第三十七章黑衣男人

第三十七章黑衣男人

萱娘坐在南宮府的大廳椅子上,眼神愣愣的直盯着眼前的跪在地面上的男子。那男子的臉,似乎跟之前的長相不一樣了。但是他的那雙眼睛,讓萱娘一看,便想起了所有的事。

不過還是不能確定,只是感覺有80%的可能,但南宮寒肯定需要她非常確認。

萱娘回過神來,眼神向南宮寒投去,南宮寒則是早就用探索的眼神盯着她。

“應該就是這個人吧。帶我走的人就是他,只是他沒說話,我還是不確定。”萱娘猶猶豫豫的對南宮寒回答道。

而那個跪在地上,被捆綁着的男子,則是冷笑一聲。“喲,這是哪家俊俏的小妞,老子可真沒見過你,不然定然把你乾的死去活來。”

這聲音聽着也很耳熟,好像跟那人是同一聲音。但萱娘總感覺還缺點什麼,她站起身來,圍着這個男子走了一圈。仔細觀察着他。

男子則是面無表情,任萱娘打量。萱娘注意到這男人戴着一副黑色的手套,回想起腦海中那男子撕扯她衣襟她一直在胡亂掙扎的畫面,腦海中閃到一道光。

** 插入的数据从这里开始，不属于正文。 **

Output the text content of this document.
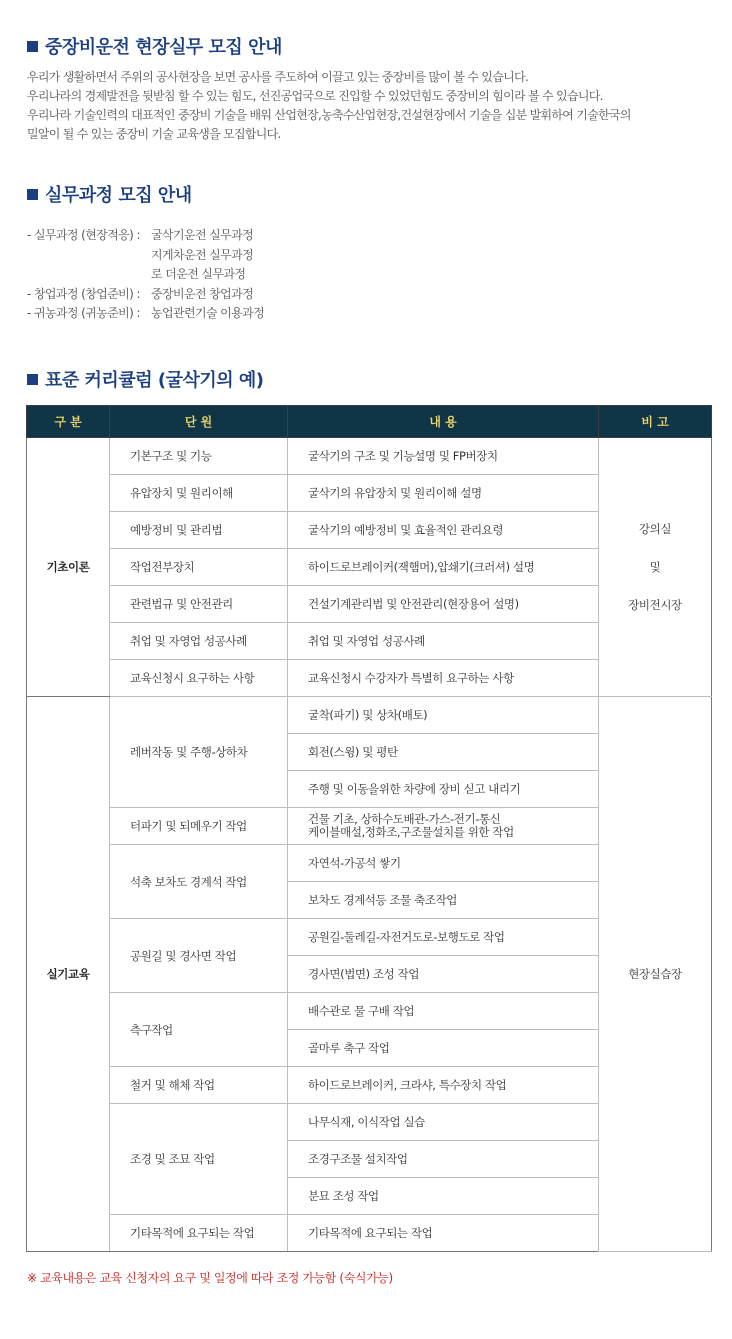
중장비운전 현장실무 모집 안내

우리가 생활하면서 주위의 공사현장을 보면 공사를 주도하여 이끌고 있는 중장비를 많이 볼 수 있습니다.

우리나라의 경제발전을 뒷받침 할 수 있는 힘도, 선진공업국으로 진입할 수 있었던힘도 중장비의 힘이라 볼 수 있습니다.

우리나라 기술인력의 대표적인 중장비 기술을 배워 산업현장,농축수산업현장,건설현장에서 기술을 십분 발휘하여 기술한국의

밀알이 될 수 있는 중장비 기술 교육생을 모집합니다.

실무과정 모집 안내
- 실무과정 (현장적응) : 굴삭기운전 실무과정
지게차운전 실무과정
로 더운전 실무과정
- 창업과정 (창업준비) : 중장비운전 창업과정
- 귀농과정 (귀농준비) : 농업관련기술 이용과정
표준 커리큘럼 (굴삭기의 예)
구 분	단 원	내 용	비 고
기초이론	기본구조 및 기능	굴삭기의 구조 및 기능설명 및 FP버장치	강의실
및
장비전시장

	유압장치 및 원리이해	굴삭기의 유압장치 및 원리이해 설명	
	예방정비 및 관리법	굴삭기의 예방정비 및 효율적인 관리요령	
	작업전부장치	하이드로브레이커(잭햄머),압쇄기(크러셔) 설명	
	관련법규 및 안전관리	건설기계관리법 및 안전관리(현장용어 설명)	
	취업 및 자영업 성공사례	취업 및 자영업 성공사례	
	교육신청시 요구하는 사항	교육신청시 수강자가 특별히 요구하는 사항	
실기교육	레버작동 및 주행-상하차	굴착(파기) 및 상차(배토)	현장실습장
		회전(스윙) 및 평탄	
		주행 및 이동을위한 차량에 장비 싣고 내리기	
	터파기 및 되메우기 작업	건물 기초, 상하수도배관-가스-전기-통신
케이블매설,정화조,구조물설치를 위한 작업	
	석축 보차도 경계석 작업	자연석-가공석 쌓기	
		보차도 경계석등 조물 축조작업	
	공원길 및 경사면 작업	공원길-둘레길-자전거도로-보행도로 작업	
		경사면(법면) 조성 작업	
	측구작업	배수관로 물 구배 작업	
		골마루 축구 작업	
	철거 및 해체 작업	하이드로브레이커, 크라샤, 특수장치 작업	
	조경 및 조묘 작업	나무식재, 이식작업 실습	
		조경구조물 설치작업	
		분묘 조성 작업	
	기타목적에 요구되는 작업	기타목적에 요구되는 작업	
※ 교육내용은 교육 신청자의 요구 및 일정에 따라 조정 가능함 (숙식가능)
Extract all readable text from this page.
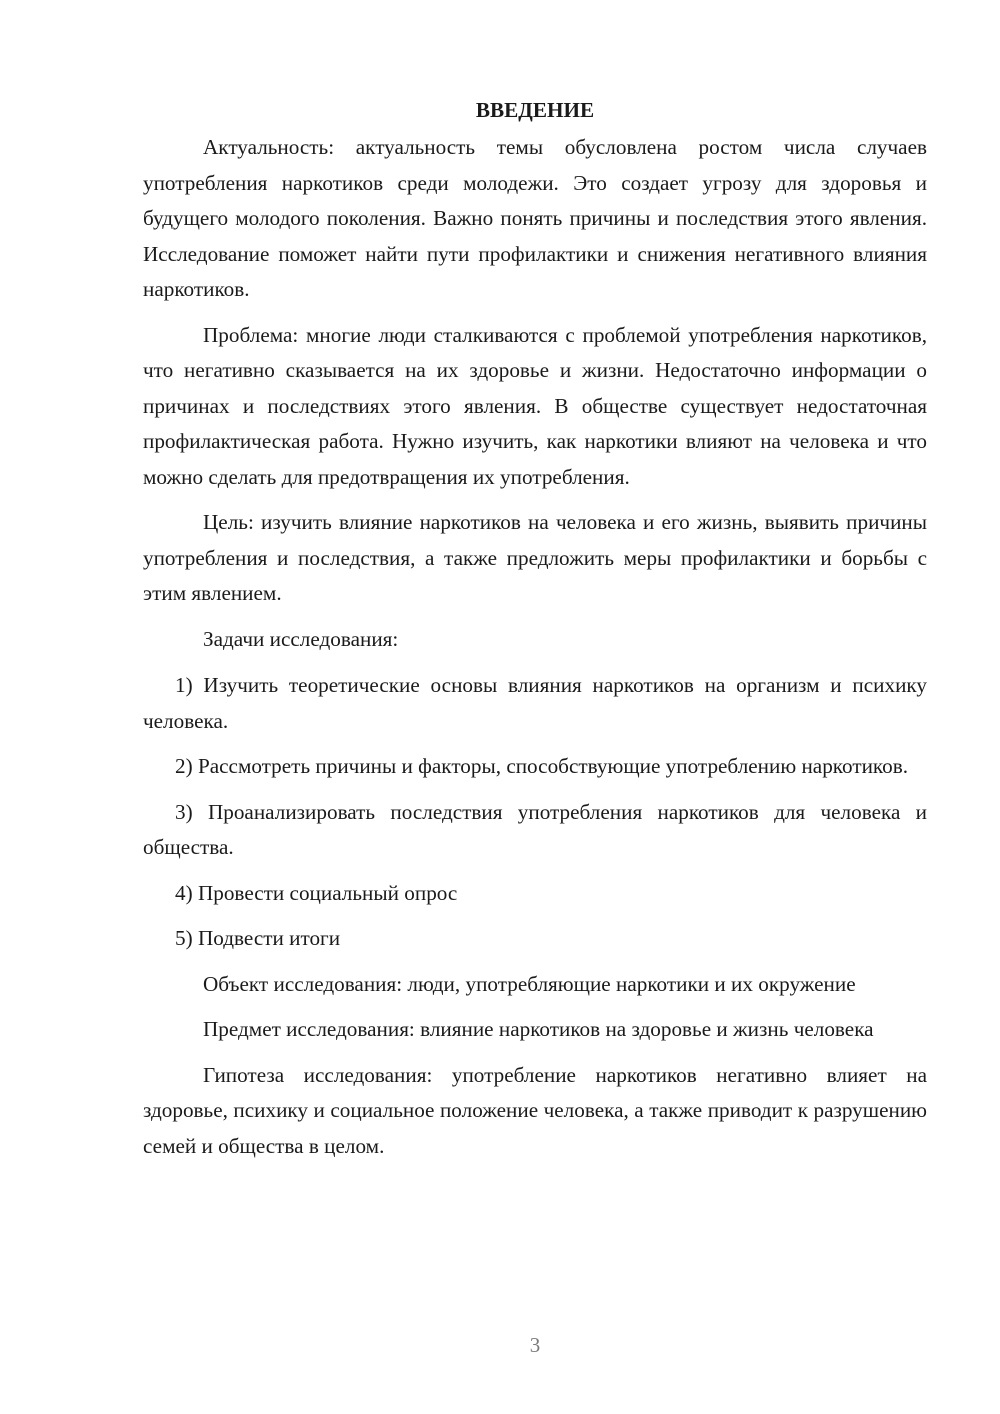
ВВЕДЕНИЕ

Актуальность: актуальность темы обусловлена ростом числа случаев употребления наркотиков среди молодежи. Это создает угрозу для здоровья и будущего молодого поколения. Важно понять причины и последствия этого явления. Исследование поможет найти пути профилактики и снижения негативного влияния наркотиков.

Проблема: многие люди сталкиваются с проблемой употребления наркотиков, что негативно сказывается на их здоровье и жизни. Недостаточно информации о причинах и последствиях этого явления. В обществе существует недостаточная профилактическая работа. Нужно изучить, как наркотики влияют на человека и что можно сделать для предотвращения их употребления.

Цель: изучить влияние наркотиков на человека и его жизнь, выявить причины употребления и последствия, а также предложить меры профилактики и борьбы с этим явлением.

Задачи исследования:

1) Изучить теоретические основы влияния наркотиков на организм и психику человека.

2) Рассмотреть причины и факторы, способствующие употреблению наркотиков.

3) Проанализировать последствия употребления наркотиков для человека и общества.

4) Провести социальный опрос

5) Подвести итоги

Объект исследования: люди, употребляющие наркотики и их окружение

Предмет исследования: влияние наркотиков на здоровье и жизнь человека

Гипотеза исследования: употребление наркотиков негативно влияет на здоровье, психику и социальное положение человека, а также приводит к разрушению семей и общества в целом.

3
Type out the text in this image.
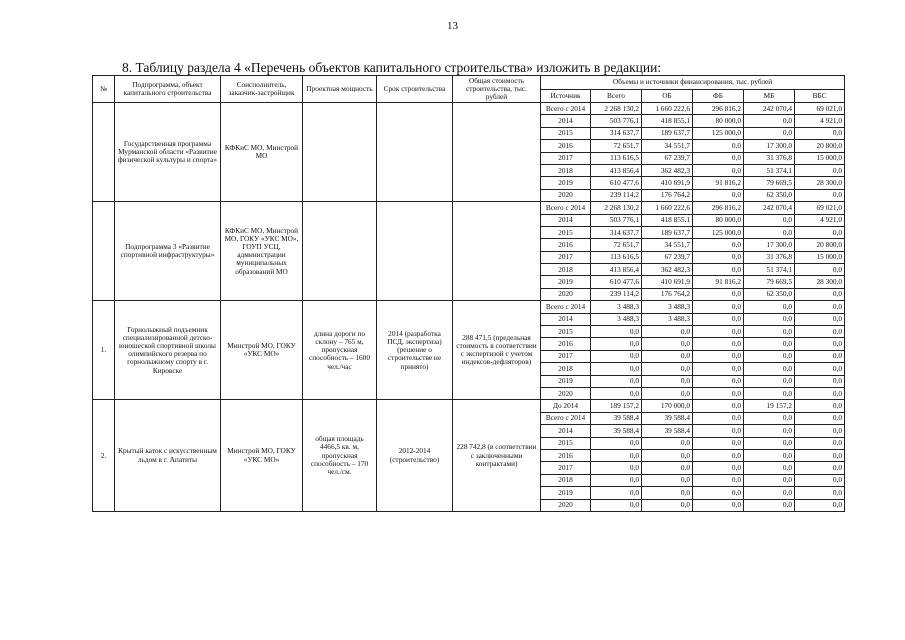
13
8. Таблицу раздела 4 «Перечень объектов капитального строительства» изложить в редакции:
№	Подпрограмма, объект капитального строительства	Соисполнитель, заказчик-застройщик	Проектная мощность	Срок строительства	Общая стоимость строительства, тыс. рублей	Объемы и источники финансирования, тыс. рублей					
						Источник	Всего	ОБ	ФБ	МБ	ВБС
	Государственная программа Мурманской области «Развитие физической культуры и спорта»	КФКиС МО, Минстрой МО				Всего с 2014	2 268 130,2	1 660 222,6	296 816,2	242 070,4	69 021,0
						2014	503 776,1	418 855,1	80 000,0	0,0	4 921,0
						2015	314 637,7	189 637,7	125 000,0	0,0	0,0
						2016	72 651,7	34 551,7	0,0	17 300,0	20 800,0
						2017	113 616,5	67 239,7	0,0	31 376,8	15 000,0
						2018	413 856,4	362 482,3	0,0	51 374,1	0,0
						2019	610 477,6	410 691,9	91 816,2	79 669,5	28 300,0
						2020	239 114,2	176 764,2	0,0	62 350,0	0,0
	Подпрограмма 3 «Развитие спортивной инфраструктуры»	КФКиС МО, Минстрой МО, ГОКУ «УКС МО», ГОУП УСЦ, администрации муниципальных образований МО				Всего с 2014	2 268 130,2	1 660 222,6	296 816,2	242 070,4	69 021,0
						2014	503 776,1	418 855,1	80 000,0	0,0	4 921,0
						2015	314 637,7	189 637,7	125 000,0	0,0	0,0
						2016	72 651,7	34 551,7	0,0	17 300,0	20 800,0
						2017	113 616,5	67 239,7	0,0	31 376,8	15 000,0
						2018	413 856,4	362 482,3	0,0	51 374,1	0,0
						2019	610 477,6	410 691,9	91 816,2	79 669,5	28 300,0
						2020	239 114,2	176 764,2	0,0	62 350,0	0,0
1.	Горнолыжный подъемник специализированной детско-юношеской спортивной школы олимпийского резерва по горнолыжному спорту в г. Кировске	Минстрой МО, ГОКУ «УКС МО»	длина дороги по склону – 765 м, пропускная способность – 1600 чел./час	2014 (разработка ПСД, экспертиза) (решение о строительстве не принято)	288 471,5 (предельная стоимость в соответствии с экспертизой с учетом индексов-дефляторов)	Всего с 2014	3 488,3	3 488,3	0,0	0,0	0,0
						2014	3 488,3	3 488,3	0,0	0,0	0,0
						2015	0,0	0,0	0,0	0,0	0,0
						2016	0,0	0,0	0,0	0,0	0,0
						2017	0,0	0,0	0,0	0,0	0,0
						2018	0,0	0,0	0,0	0,0	0,0
						2019	0,0	0,0	0,0	0,0	0,0
						2020	0,0	0,0	0,0	0,0	0,0
2.	Крытый каток с искусственным льдом в г. Апатиты	Минстрой МО, ГОКУ «УКС МО»	общая площадь 4466,5 кв. м, пропускная способность – 170 чел./см.	2012-2014 (строительство)	228 742,8 (в соответствии с заключенными контрактами)	До 2014	189 157,2	170 000,0	0,0	19 157,2	0,0
						Всего с 2014	39 588,4	39 588,4	0,0	0,0	0,0
						2014	39 588,4	39 588,4	0,0	0,0	0,0
						2015	0,0	0,0	0,0	0,0	0,0
						2016	0,0	0,0	0,0	0,0	0,0
						2017	0,0	0,0	0,0	0,0	0,0
						2018	0,0	0,0	0,0	0,0	0,0
						2019	0,0	0,0	0,0	0,0	0,0
						2020	0,0	0,0	0,0	0,0	0,0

是的,萱娘想起來,那男人的手背上有一道刀疤。刀疤從中指根部,跨過整個手背,一直延續到衣袖之內。

雖然當時很恐懼,但萱娘卻記得很清楚。帶她走的男人,手背上定然是有一道傷疤。至於是左是右,萱娘還真是沒分清。不過,看看不就知道了。

“赤炎大哥,請把他的手套摘下來!”萱娘於是對赤炎請求道。

黑衣男人的表情此時才有所鬆動,身形有點掙扎。赤炎則是速度飛快唰的一下把他的手套取下。果然,這男人的左手背上有一道深深的刀疤。

“大人,他就是帶我走的人,民女非常確定。”

這次,南宮寒的眼神但有一點意味深長,“你可確定清楚?你憑什麼認定,他就是那一晚帶走你的人?”

萱娘又開始頭皮發麻,南宮寒這樣盯着她,就說明並不曾相信。“回官爺,這人左手背上有一道傷疤,民女記得很清楚。”

南宮寒殺人的視線又轉向地上的黑衣男人:“你可認識這位小婦人?”

黑衣男人則一臉篤定:“不認識,小的從未見過這個俊俏女子。真是接觸過,她還能從我手裏逃脫嗎,我定然要采了這朵花。”

黑衣男人說話的時候,帶着一股痞痞的味道,故意用輕佻的語氣掩飾自己。而萱娘則從他的眼中看到一道複雜的神色。

沒錯!黑衣男人表面平靜,內心卻非常奇怪,他分明記得自己臨走之時,那小婦人早已氣絕身亡。為何今日又會站在這裏,難道是又活過來了?不可能,按照行走江湖多年的經驗,他難道連一個人死沒死都不知道嗎?他分明非常確定,這小婦人當時已經死去。

黑衣男人壓着自己的疑惑,鎮定自若的任由南宮寒的視線掃射。

萱娘聽到這男人說的話,內心則憤怒不已,明明殺人兇手就在眼前,卻不能抓捕歸案想到古代萱娘受過的苦,想到自己從亂葬崗醒來之後受到的種種白眼和歧視,這一切都是這男人帶來的。

可是單單憑着男人一句話,就讓事情變得難以分辯。萱娘沒控制住,指責的語氣直接沖向那地上的嫌疑犯。

“你這個殺人兇手,為什麼要對萱娘一個無辜的弱女子下手?你殺了那些黑衣人也就算了,可萱娘明明是一名無辜的村婦,你為什麼要對她下黑手?為什麼要殺了她?

你以為你不承認,我就不認識你了嗎?你手上的刀疤,我這輩子都不會忘記。那天晚上的人就是你。”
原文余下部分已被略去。